Is it just me, or are the “classic” toys of yesteryear kind of crappy? My kids love to play Hungry, Hungry, Hippo. My son cheats by using his fingers to hand-feed his hippo and my daughter cheats by dumping all her balls into the middle first so that she is also the first to scoop them back up. I cheat my giving my hippo lockjaw. Fun is had by all (though my tolerance for the game is much, much shorter than theirs.) But I have to admit that the first time I took it out of the box, I was appalled at how poorly made it was. Every time you put it away, you have to detach the cheap plastic hippos from the base. I live in fear that I am going accidentally rip a hippos butt off and have to explain to my children what euthanasia means.
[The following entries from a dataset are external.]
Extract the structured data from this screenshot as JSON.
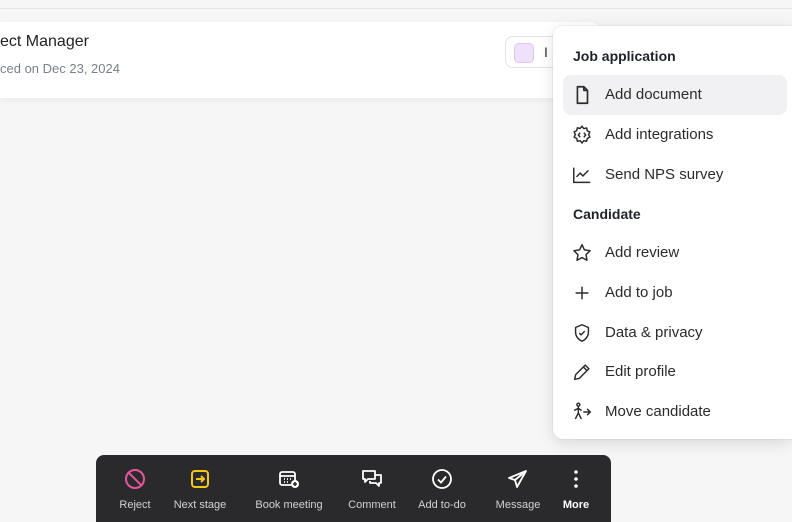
{
  "card": {
    "title": "ect Manager",
    "subtitle": "ced on Dec 23, 2024",
    "stage_pill_text": "I",
    "stage_pill_color": "#efe1fb"
  },
  "menu": {
    "sections": [
      {
        "title": "Job application",
        "items": [
          {
            "label": "Add document",
            "icon": "document-icon",
            "active": true
          },
          {
            "label": "Add integrations",
            "icon": "integrations-icon"
          },
          {
            "label": "Send NPS survey",
            "icon": "chart-line-icon"
          }
        ]
      },
      {
        "title": "Candidate",
        "items": [
          {
            "label": "Add review",
            "icon": "star-icon"
          },
          {
            "label": "Add to job",
            "icon": "plus-icon"
          },
          {
            "label": "Data & privacy",
            "icon": "shield-check-icon"
          },
          {
            "label": "Edit profile",
            "icon": "pencil-icon"
          },
          {
            "label": "Move candidate",
            "icon": "person-walk-arrow-icon"
          }
        ]
      }
    ]
  },
  "toolbar": {
    "actions": [
      {
        "label": "Reject",
        "icon": "ban-icon",
        "color": "#e4569a"
      },
      {
        "label": "Next stage",
        "icon": "arrow-right-box-icon",
        "color": "#f5c518"
      },
      {
        "label": "Book meeting",
        "icon": "calendar-plus-icon",
        "color": "#ffffff"
      },
      {
        "label": "Comment",
        "icon": "chat-bubbles-icon",
        "color": "#ffffff"
      },
      {
        "label": "Add to-do",
        "icon": "check-circle-icon",
        "color": "#ffffff"
      },
      {
        "label": "Message",
        "icon": "paper-plane-icon",
        "color": "#ffffff"
      },
      {
        "label": "More",
        "icon": "more-vertical-icon",
        "color": "#ffffff"
      }
    ]
  }
}
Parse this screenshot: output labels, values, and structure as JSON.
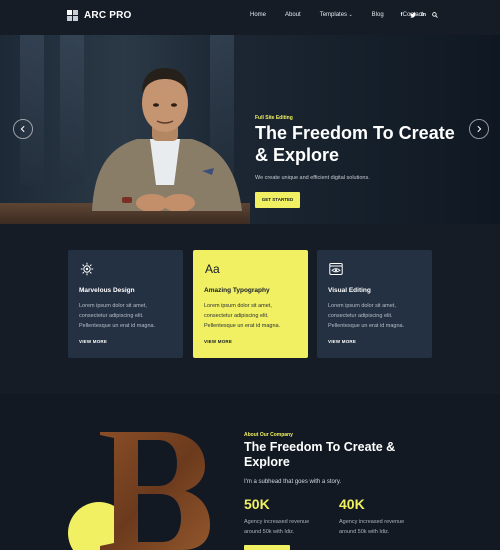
{
  "nav": {
    "brand": "ARC PRO",
    "menu": [
      "Home",
      "About",
      "Templates",
      "Blog",
      "Contact"
    ],
    "socials": [
      "f",
      "t",
      "in",
      "search"
    ]
  },
  "hero": {
    "kicker": "Full Site Editing",
    "title": "The Freedom To Create & Explore",
    "subtitle": "We create unique and efficient digital solutions.",
    "cta": "GET STARTED",
    "prev_icon": "chevron-left-icon",
    "next_icon": "chevron-right-icon"
  },
  "features": [
    {
      "icon": "gear-icon",
      "title": "Marvelous Design",
      "body": "Lorem ipsum dolor sit amet, consectetur adipiscing elit. Pellentesque un erat id magna.",
      "link": "VIEW MORE"
    },
    {
      "icon": "Aa",
      "title": "Amazing Typography",
      "body": "Lorem ipsum dolor sit amet, consectetur adipiscing elit. Pellentesque un erat id magna.",
      "link": "VIEW MORE"
    },
    {
      "icon": "browser-eye-icon",
      "title": "Visual Editing",
      "body": "Lorem ipsum dolor sit amet, consectetur adipiscing elit. Pellentesque un erat id magna.",
      "link": "VIEW MORE"
    }
  ],
  "about": {
    "kicker": "About Our Company",
    "title": "The Freedom To Create & Explore",
    "subtitle": "I'm a subhead that goes with a story.",
    "stats": [
      {
        "value": "50K",
        "label": "Agency increased revenue around 50k with Idiz."
      },
      {
        "value": "40K",
        "label": "Agency increased revenue around 50k with Idiz."
      }
    ]
  },
  "colors": {
    "accent": "#f1f063",
    "background": "#151c26",
    "card": "#243142"
  }
}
Lincoln Logs have proved similarly disappointing. My son just received a set for his birthday and I was really looking forward to helping him build a veritable dream cabin to rival his uncle’s. My son has a good imagination and likes to manipulate his toys (as opposed to my daughter who has no imagination and expects her toys to come to life and entertain her, a la Toy Story) so anything he can build, take apart, etc. makes him happy. Imagine my surprise when I dumped out the gigantic box and realized that there were barely enough pieces inside to build a shack. Sure, you could build the exact model pictured on the front, but where is the imagination in that? (Fun fact, the original sets came with instructions on how to build Uncle Tom’s Cabin! Imagine explaining that one to your kids.) When I was a child, I remember my cousin having a veritable forest of logs at his disposal. Maybe he had multiple sets, maybe everything seems different through the haze of time, but he surely had enough for three cousins to play simultaneously. My son and I built his “Old West Jailhouse” yesterday and thought the set comes with wee little lawmen to make the structure seem that much more imposing, it didn’t fool him and he just keeps begging me to make it bigger.
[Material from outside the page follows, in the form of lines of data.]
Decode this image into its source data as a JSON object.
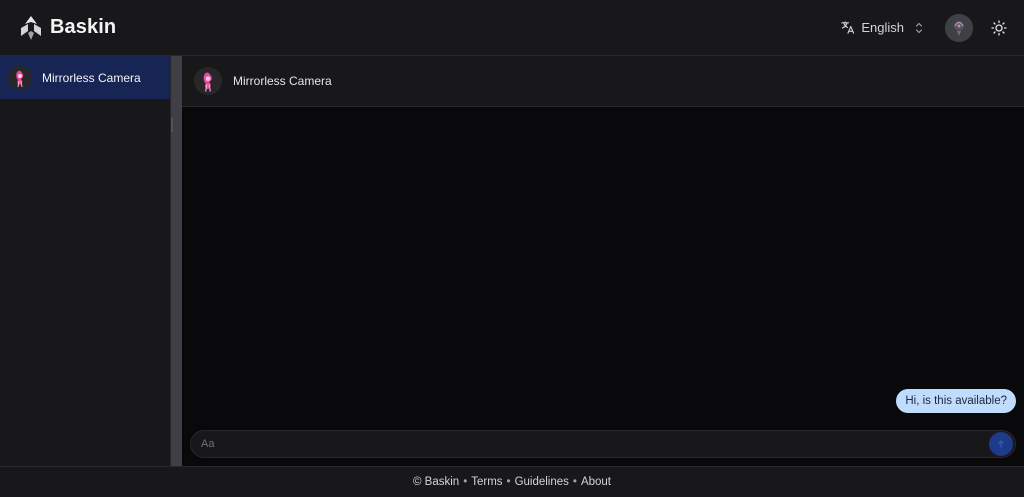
{
  "header": {
    "brand": "Baskin",
    "language": "English",
    "icons": {
      "logo": "baskin-logo-icon",
      "language": "translate-icon",
      "language_chevron": "chevron-up-down-icon",
      "theme": "sun-icon"
    }
  },
  "sidebar": {
    "conversations": [
      {
        "label": "Mirrorless Camera",
        "selected": true
      }
    ]
  },
  "chat": {
    "title": "Mirrorless Camera",
    "messages": [
      {
        "text": "Hi, is this available?",
        "from": "me"
      }
    ],
    "composer": {
      "placeholder": "Aa",
      "value": ""
    }
  },
  "footer": {
    "copyright": "© Baskin",
    "links": [
      "Terms",
      "Guidelines",
      "About"
    ],
    "separator": "•"
  },
  "colors": {
    "background": "#18181b",
    "chat_background": "#09090b",
    "selected_item": "#172554",
    "bubble": "#bfdbfe",
    "send_button": "#1e3a8a"
  }
}
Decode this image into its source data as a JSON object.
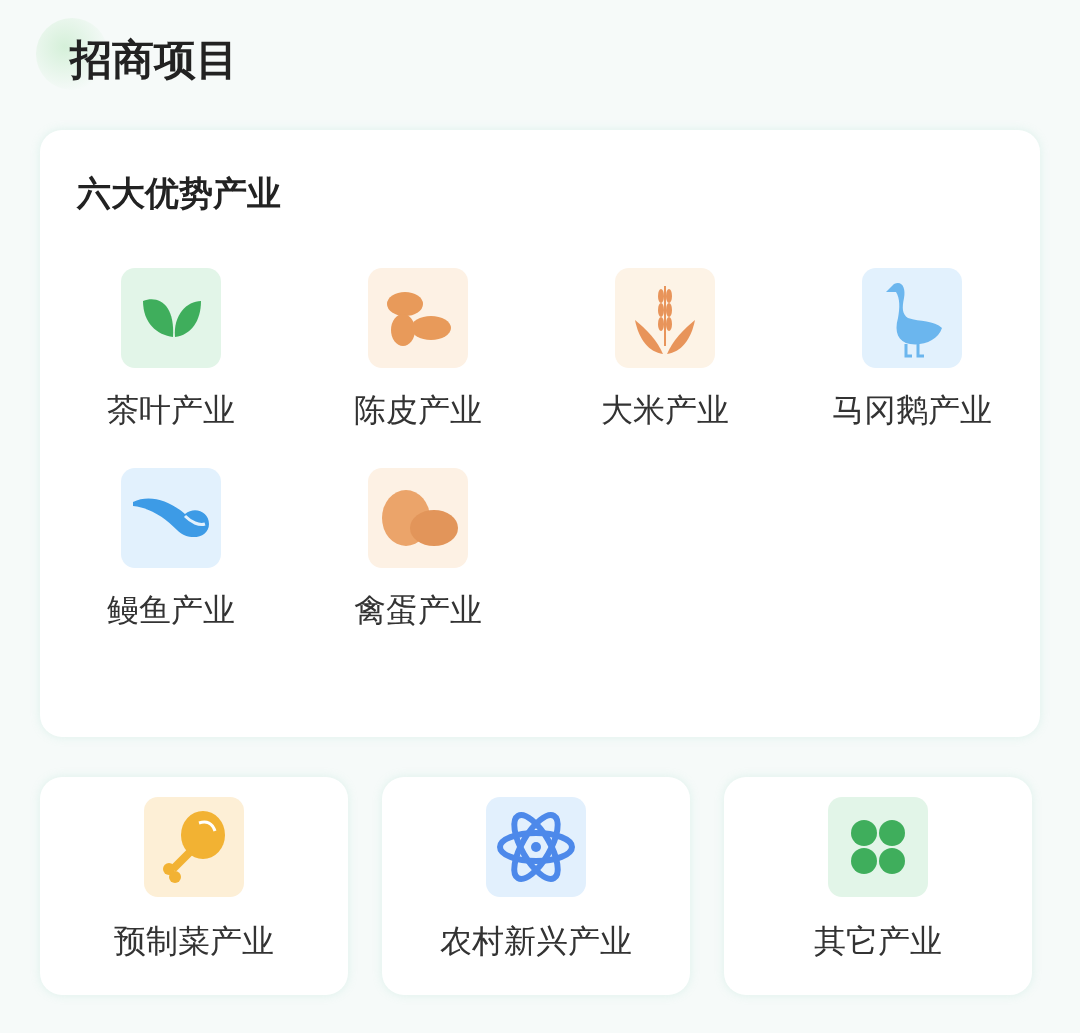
{
  "page_title": "招商项目",
  "featured": {
    "title": "六大优势产业",
    "items": [
      {
        "label": "茶叶产业"
      },
      {
        "label": "陈皮产业"
      },
      {
        "label": "大米产业"
      },
      {
        "label": "马冈鹅产业"
      },
      {
        "label": "鳗鱼产业"
      },
      {
        "label": "禽蛋产业"
      }
    ]
  },
  "other": [
    {
      "label": "预制菜产业"
    },
    {
      "label": "农村新兴产业"
    },
    {
      "label": "其它产业"
    }
  ]
}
I’m sure it is just my memory playing tricks on me. The tea sets of the past were probably coated in lead paint, the train sets probably ran on oil, and the toy kitchens didn’t even come with microwaves. After all, I was raised in a home where my first Barbie was actually a knock-off called Darcy who was two sizes too big for all the clothes. In fact, when I finally was given a real Barbie, her “fun” accessory was a briefcase and she was wearing a boring gray suit. Who wants Working Girl Barbie unless her profession is the oldest one in the world? The few memories I do have of playing with actual brand-name toys are all away from home. One cousin had an actual Donkey Kong machine in her basement. Full size! In the 80s! The other was actually allowed to use Play-Doh indoors! He had buckets of Lego’s (which were banned in my home for being too easy to step on), the aforementioned Lincoln Logs, and these odd, round plastic building toys that I can’t for the life of me remember the name of, but we would use to build fanciful towers Rapunzel would have been proud to call home. Surely, they weren’t sold in sets of ten, right?
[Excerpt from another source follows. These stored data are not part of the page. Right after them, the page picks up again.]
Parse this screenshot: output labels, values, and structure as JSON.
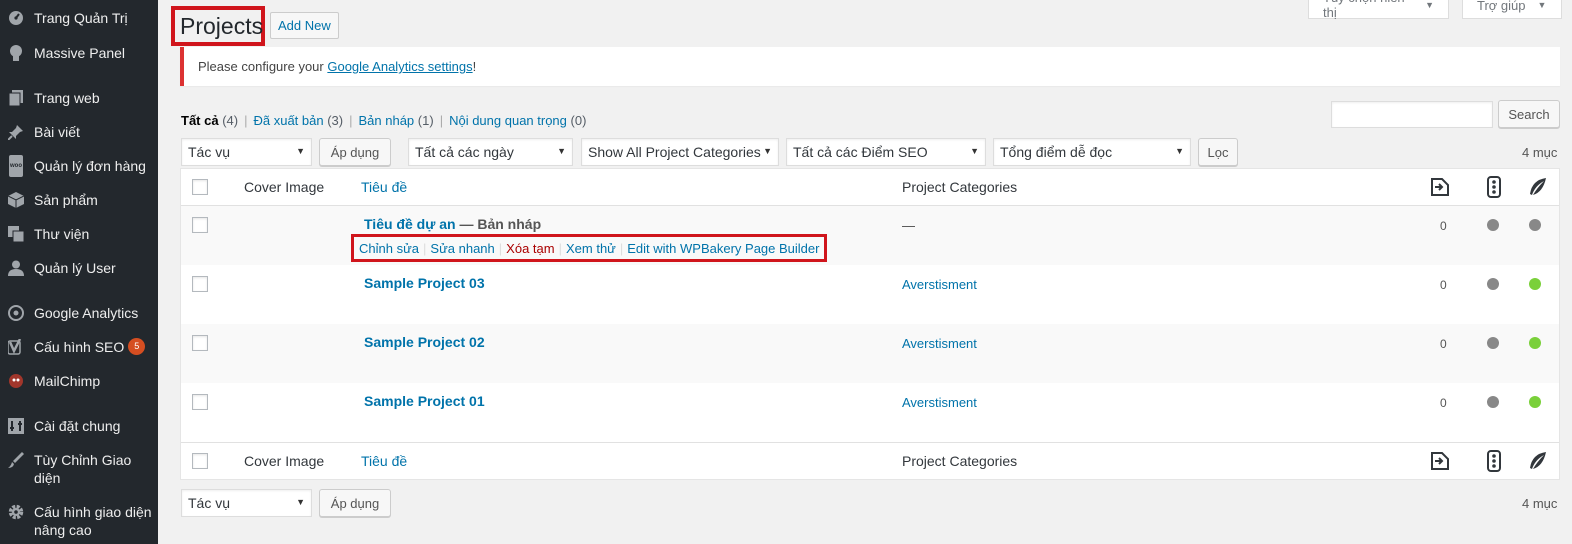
{
  "sidebar": {
    "items": [
      {
        "label": "Trang Quản Trị",
        "icon": "dashboard-icon"
      },
      {
        "label": "Massive Panel",
        "icon": "lightbulb-icon"
      },
      {
        "label": "Trang web",
        "icon": "pages-icon"
      },
      {
        "label": "Bài viết",
        "icon": "pin-icon"
      },
      {
        "label": "Quản lý đơn hàng",
        "icon": "woocommerce-icon",
        "icon_text": "woo"
      },
      {
        "label": "Sản phẩm",
        "icon": "box-icon"
      },
      {
        "label": "Thư viện",
        "icon": "media-icon"
      },
      {
        "label": "Quản lý User",
        "icon": "user-icon"
      },
      {
        "label": "Google Analytics",
        "icon": "analytics-icon"
      },
      {
        "label": "Cấu hình SEO",
        "icon": "yoast-icon",
        "badge": "5"
      },
      {
        "label": "MailChimp",
        "icon": "mailchimp-icon"
      },
      {
        "label": "Cài đặt chung",
        "icon": "settings-icon"
      },
      {
        "label": "Tùy Chỉnh Giao diện",
        "icon": "brush-icon"
      },
      {
        "label": "Cấu hình giao diện nâng cao",
        "icon": "gear-icon"
      }
    ]
  },
  "header": {
    "screen_options": "Tùy chọn hiển thị",
    "help": "Trợ giúp",
    "title": "Projects",
    "add_new": "Add New"
  },
  "notice": {
    "prefix": "Please configure your ",
    "link": "Google Analytics settings",
    "suffix": "!"
  },
  "views": [
    {
      "label": "Tất cả",
      "count": "(4)",
      "current": true
    },
    {
      "label": "Đã xuất bản",
      "count": "(3)"
    },
    {
      "label": "Bản nháp",
      "count": "(1)"
    },
    {
      "label": "Nội dung quan trọng",
      "count": "(0)"
    }
  ],
  "search": {
    "button": "Search",
    "value": ""
  },
  "filters": {
    "bulk_action": "Tác vụ",
    "apply": "Áp dụng",
    "dates": "Tất cả các ngày",
    "categories": "Show All Project Categories",
    "seo": "Tất cả các Điểm SEO",
    "readability": "Tổng điểm dễ đọc",
    "filter_btn": "Lọc",
    "items_count": "4 mục"
  },
  "table": {
    "columns": {
      "cover": "Cover Image",
      "title": "Tiêu đề",
      "categories": "Project Categories"
    },
    "rows": [
      {
        "title": "Tiêu đề dự an",
        "state": " — Bản nháp",
        "category": "—",
        "links": "0",
        "seo_color": "#888888",
        "read_color": "#888888"
      },
      {
        "title": "Sample Project 03",
        "state": "",
        "category": "Averstisment",
        "links": "0",
        "seo_color": "#888888",
        "read_color": "#7ad03a"
      },
      {
        "title": "Sample Project 02",
        "state": "",
        "category": "Averstisment",
        "links": "0",
        "seo_color": "#888888",
        "read_color": "#7ad03a"
      },
      {
        "title": "Sample Project 01",
        "state": "",
        "category": "Averstisment",
        "links": "0",
        "seo_color": "#888888",
        "read_color": "#7ad03a"
      }
    ],
    "row_actions": {
      "edit": "Chỉnh sửa",
      "quick_edit": "Sửa nhanh",
      "trash": "Xóa tạm",
      "view": "Xem thử",
      "wpbakery": "Edit with WPBakery Page Builder"
    }
  },
  "bottom": {
    "bulk_action": "Tác vụ",
    "apply": "Áp dụng",
    "items_count": "4 mục"
  },
  "colors": {
    "sidebar_bg": "#23282d",
    "link": "#0073aa",
    "highlight_border": "#d0151c",
    "seo_good": "#7ad03a",
    "seo_na": "#888888"
  }
}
I guess in my head, the toys were classic because they were unbreakable, abundant, and offered unending hours of delight. In reality, they were probably just as shoddily made, probably came in even smaller sets, and probably played with in the same ten minute increments that my children use now. Ah well. Who knows what my children will remember playing with when they grow up? With my luck, it won’t be the huge playhouse, the cabinet filled with crafts, or the backyard filled with a bone yard of plastic toys. It will be the one gadget, gizmo, or geegaw that I didn’t buy them.